You may have purchased a small vehicle to save money on gas and decrease your environmental impact. The car likely faired well on crash tests which generally rate car safety when rammed into a wall. What these tests often do not show is the common scenario of colliding with an SUV, pickup truck or other larger, heavier vehicle. The heavy weight protects the occupants of SUVs and pickup trucks, but increases the seriousness of injuries to occupants of the smaller cars involved in an accident.
Bishop & Hayes, P.C. is an auto accident law firm that helps clients in Missouri, Oklahoma, Kansas and Arkansas. Our partners each have more than 25 years of experience and focus exclusively on motor vehicle accident cases. This singular focus allows us to commit our full experience and resources to delivering the best representation to our clients.
When you retain our law firm, our partners handle your claim from your initial consultation to collection of damages. Our partners are fully invested in your case and promise same-day responses to your phone calls and emails.
Vehicle Weight and Size Affect Seriousness of a Crash
Large SUVs weigh 6,000 lbs., almost twice as much as a compact sedan, which weighs 3,100 lbs. on average. Pickup trucks can weigh between 5,000 for the smallest models and as much as 9,000 lbs. for large, heavy-duty models.
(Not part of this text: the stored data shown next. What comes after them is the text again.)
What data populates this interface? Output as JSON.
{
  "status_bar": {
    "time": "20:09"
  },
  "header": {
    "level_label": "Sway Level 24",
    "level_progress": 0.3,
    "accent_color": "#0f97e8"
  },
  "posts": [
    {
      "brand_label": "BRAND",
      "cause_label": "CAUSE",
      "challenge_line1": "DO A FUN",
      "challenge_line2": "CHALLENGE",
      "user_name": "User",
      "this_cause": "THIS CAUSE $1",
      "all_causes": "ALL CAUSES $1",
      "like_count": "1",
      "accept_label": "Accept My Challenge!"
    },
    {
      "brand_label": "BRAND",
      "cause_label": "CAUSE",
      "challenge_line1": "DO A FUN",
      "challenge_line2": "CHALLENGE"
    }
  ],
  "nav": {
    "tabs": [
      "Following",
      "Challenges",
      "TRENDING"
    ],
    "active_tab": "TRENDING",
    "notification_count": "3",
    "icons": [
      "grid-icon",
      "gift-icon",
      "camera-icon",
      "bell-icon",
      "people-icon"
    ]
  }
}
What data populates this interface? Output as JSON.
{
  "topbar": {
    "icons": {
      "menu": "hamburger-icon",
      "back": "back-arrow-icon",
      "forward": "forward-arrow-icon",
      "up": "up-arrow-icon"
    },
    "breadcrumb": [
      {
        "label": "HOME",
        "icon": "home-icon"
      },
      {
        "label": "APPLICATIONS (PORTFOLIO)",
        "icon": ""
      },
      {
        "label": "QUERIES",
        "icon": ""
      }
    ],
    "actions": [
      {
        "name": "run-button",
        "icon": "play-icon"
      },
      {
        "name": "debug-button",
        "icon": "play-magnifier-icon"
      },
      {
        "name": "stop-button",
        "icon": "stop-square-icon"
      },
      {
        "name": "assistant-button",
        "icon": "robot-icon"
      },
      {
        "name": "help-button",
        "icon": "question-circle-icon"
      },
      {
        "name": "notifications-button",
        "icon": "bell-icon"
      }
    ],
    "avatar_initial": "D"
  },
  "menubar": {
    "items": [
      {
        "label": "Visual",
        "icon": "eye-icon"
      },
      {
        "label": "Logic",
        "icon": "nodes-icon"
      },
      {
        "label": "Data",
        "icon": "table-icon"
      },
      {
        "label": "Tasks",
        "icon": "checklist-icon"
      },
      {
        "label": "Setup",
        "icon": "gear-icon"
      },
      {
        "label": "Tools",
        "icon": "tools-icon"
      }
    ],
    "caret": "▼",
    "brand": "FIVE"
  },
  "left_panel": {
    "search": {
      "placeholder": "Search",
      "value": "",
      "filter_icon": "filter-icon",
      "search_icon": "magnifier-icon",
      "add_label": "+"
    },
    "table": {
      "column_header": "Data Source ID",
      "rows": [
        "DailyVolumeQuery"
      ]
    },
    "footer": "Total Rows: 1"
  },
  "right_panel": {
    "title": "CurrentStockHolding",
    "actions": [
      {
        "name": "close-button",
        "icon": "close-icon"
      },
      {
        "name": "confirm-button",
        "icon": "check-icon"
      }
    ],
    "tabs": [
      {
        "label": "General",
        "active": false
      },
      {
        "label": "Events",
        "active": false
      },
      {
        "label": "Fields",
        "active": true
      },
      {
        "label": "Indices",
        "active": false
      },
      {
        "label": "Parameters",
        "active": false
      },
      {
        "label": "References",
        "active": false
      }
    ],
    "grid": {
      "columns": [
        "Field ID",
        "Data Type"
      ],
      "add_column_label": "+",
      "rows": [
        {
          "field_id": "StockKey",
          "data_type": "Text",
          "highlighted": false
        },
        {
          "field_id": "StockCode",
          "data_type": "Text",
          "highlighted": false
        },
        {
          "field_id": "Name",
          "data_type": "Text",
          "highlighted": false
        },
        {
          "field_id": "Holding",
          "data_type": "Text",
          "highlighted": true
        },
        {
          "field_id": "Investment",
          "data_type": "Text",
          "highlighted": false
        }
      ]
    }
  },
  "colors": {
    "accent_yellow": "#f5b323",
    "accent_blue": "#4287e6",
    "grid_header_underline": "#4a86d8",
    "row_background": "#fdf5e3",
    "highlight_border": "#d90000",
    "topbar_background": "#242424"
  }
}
These weights change the outcome of an accident. The heavier vehicle pushes the lighter one during a collision and increases velocity. During a head-on collision, for example, an SUV would push a small car backwards and change the velocity much quicker than if both vehicles had been the same weight. That sudden deceleration is a primary factor in crash injuries.
During a T-bone collision, the heavy vehicle would also do more damage as it crushed the side of the smaller car and pushed it out of control or into other objects.